Софья в страхе не знала, что делать дальше, как быть? Желание жить подсказывало ей: надо приспособиться. И она стала жить какой-то двойной жизнью, убирала, а когда менялись хозяева, привыкала к ним. И все это ради жизни. В свободные минуты уходила на берег Невы, смотрела на воду, крестилась и шептала: да будет вам эта вода пухом. Вы нашли вечный покой, а я не могу, я должна провести жизнь в страдании, я не могу сама на себя наложить руки. Прошли годы… Она прожила долгую жизнь. Уже резни не было, уже можно было жить на пенсию в своем уголке, который выделила ей советская власть, но тут началась война, вторая мировая…
36
«Собрал начальник еврейцев и говорит им: «Скажите, мерзавцы, в чем, по-вашему мнению, настоящий вред состоит?» — И ответили еврейцы единогласно — «Дотоле, по нашему мнению настоящего вреда не получится, доколе наша программа вся во всех частях выполнена не будет. А программа наша вот какова: Чтобы мы, еврейцы говорили, а прочие все молчали. Чтобы наших, еврейцев предложения принимались немедленно, а прочих желания оставались без рассмотрения. Чтобы нас, мерзавцев, содержали в холе и нежили, а прочих — в кандалах. Чтобы о нас, о мерзавцах, никто слово сказать не смел, а мы, еврейцы, о ком задумаем, что хотим, то и делаем. Вот коли все это неукоснительно выполнится, тогда и вред настоящий получится. — Ладно, — говорит начальник, — принимаю вашу программу, господа мерзавцы. С той поры вредят еврейцы невозбранно и беспрепятственно»…

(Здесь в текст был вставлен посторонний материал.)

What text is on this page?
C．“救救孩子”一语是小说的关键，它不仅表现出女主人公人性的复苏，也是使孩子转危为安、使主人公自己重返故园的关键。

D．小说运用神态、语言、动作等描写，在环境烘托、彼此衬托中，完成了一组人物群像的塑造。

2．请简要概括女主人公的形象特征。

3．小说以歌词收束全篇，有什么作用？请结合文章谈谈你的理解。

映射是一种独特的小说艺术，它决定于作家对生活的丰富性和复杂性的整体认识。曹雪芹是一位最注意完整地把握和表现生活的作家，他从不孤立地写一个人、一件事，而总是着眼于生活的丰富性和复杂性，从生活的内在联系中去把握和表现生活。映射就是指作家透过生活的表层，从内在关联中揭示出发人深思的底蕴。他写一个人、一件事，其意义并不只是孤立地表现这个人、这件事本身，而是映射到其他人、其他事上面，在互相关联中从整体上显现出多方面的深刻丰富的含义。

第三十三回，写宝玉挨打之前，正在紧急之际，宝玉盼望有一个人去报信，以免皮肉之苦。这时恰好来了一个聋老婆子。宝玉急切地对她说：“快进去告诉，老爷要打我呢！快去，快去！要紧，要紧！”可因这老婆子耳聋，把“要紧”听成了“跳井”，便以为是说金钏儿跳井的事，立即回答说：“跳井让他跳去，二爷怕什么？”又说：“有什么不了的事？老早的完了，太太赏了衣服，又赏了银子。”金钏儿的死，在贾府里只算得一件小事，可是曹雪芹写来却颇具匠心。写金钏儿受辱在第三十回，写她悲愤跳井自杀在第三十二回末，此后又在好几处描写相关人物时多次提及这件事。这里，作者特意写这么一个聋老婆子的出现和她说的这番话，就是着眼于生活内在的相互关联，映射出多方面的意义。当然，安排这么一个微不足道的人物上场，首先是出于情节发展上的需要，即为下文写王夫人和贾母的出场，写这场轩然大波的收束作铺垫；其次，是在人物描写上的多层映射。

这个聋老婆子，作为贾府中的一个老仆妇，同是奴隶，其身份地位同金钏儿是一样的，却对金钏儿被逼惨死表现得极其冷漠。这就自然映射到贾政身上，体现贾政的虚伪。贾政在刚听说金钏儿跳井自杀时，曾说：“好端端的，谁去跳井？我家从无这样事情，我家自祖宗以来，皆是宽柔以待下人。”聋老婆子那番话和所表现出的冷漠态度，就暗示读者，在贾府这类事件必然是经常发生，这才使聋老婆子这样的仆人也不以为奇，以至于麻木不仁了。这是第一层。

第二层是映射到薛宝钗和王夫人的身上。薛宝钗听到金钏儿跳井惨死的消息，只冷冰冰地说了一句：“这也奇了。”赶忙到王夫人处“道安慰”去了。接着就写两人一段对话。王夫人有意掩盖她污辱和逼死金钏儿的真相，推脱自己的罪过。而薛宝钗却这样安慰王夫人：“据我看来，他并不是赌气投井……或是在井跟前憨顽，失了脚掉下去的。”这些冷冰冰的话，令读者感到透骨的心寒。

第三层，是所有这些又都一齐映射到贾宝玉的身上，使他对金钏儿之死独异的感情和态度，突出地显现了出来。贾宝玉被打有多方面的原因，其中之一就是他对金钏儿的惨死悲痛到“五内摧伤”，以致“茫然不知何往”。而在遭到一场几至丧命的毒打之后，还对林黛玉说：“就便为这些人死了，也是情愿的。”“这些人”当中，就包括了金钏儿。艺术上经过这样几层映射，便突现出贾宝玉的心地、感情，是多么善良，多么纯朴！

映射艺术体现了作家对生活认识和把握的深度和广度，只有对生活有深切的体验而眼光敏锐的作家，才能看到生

В скором времени, после захвата власти, и довольно долго длившийся эйфории, Ленин принимал генерала немецкой разведки Гофмана. Гофман, как и раньше, когда Ильич был его послушным сотрудником, тщательно и аккуратно выполнял его указания, вел себя и сейчас высокомерно и редко заглядывал в его мигающие глаза, точно так же держался и теперь, да еще сплевывал на пол, выказывая тем самым крайнее пренебрежение к хозяину кабинета. Ильич в силу своего короткого роста, подпригивал в кресле, дабы казаться выше и значительнее, но Гофман в это время сверлил его глазами, как бы намереваясь произнести: смирно, коротышка.
Короче Гофман вел себя и сейчас точь-в-точь, как в былые времена, когда коротышка Ленин был его подчиненным. Да еще громко сморкался и его глаза не останавливались на убранстве кабинета, в котором сидел Ленин, утопая в мягком кожаном кресле.
Генерал был в новеньком костюме, черном как смоль, жилетке, рубашке и галстуке, белых перчатках, пренебрежительно дергался в кожаном кресле, и…спустя несколько минут, пренебрежительно произнес:
— Приветствую, герр Цуцик, шпион и предатель Россия на Германия. Раньше моя думать: тебья повесят, как только твоя ступит на русский земля, а ты стл глава Россия, как это так, гер Цуцик? Этот кресло, в который ти меня усадил из Зимний дворец? Ти его украл, герр Цуцик? Оно принадлежит русский царь, а не шпион Германия на Россия.
— Национализировал, генерал Гофман, — произнес Ленин раздражительно. — И я вм не Цуцик, я вождь мировой революции…и…и я никогда не находился в вашем подчинении, и шпионом не был.
— Герр Цуцик! коротконогий герр Цуцик! ти есть на болшой удача. Я принес тебье зарплата за март месяц на общий сумма 35 марок, 10 пфенниг за хороший работа на немецкий разведка. Этот зарплата есть до того, как ты сел в бронированный вагон и направился на Россия для рэволушэн на Петроград. № 5 марок есть огромный сумма, герр Сусик.
— Что вы, что вы?! Никакой разведки я не знаю, — дрожащим от злобы голосом произнес Ленин. — Прошу не лепить должность гопника руководителю государства. Вчера мы были союзниками, а сегодня мы ведем войну друг с другом, генерал Гофман!
— Ти нам платить долг, генерал Цуцик, — холодным тоном произнес генерал Гофман, доставая портсигар, блестевший серебром. — Ти спичка есть? Дай спичка, Цуцик.
— Фотиева, принеси коробок генералу.
Ленин, тоже не лыком шит, только наклонил лысину и пальцем ткнул в галстук генерала, давая понять, что можно начинать беседу без предисловий, и по делу.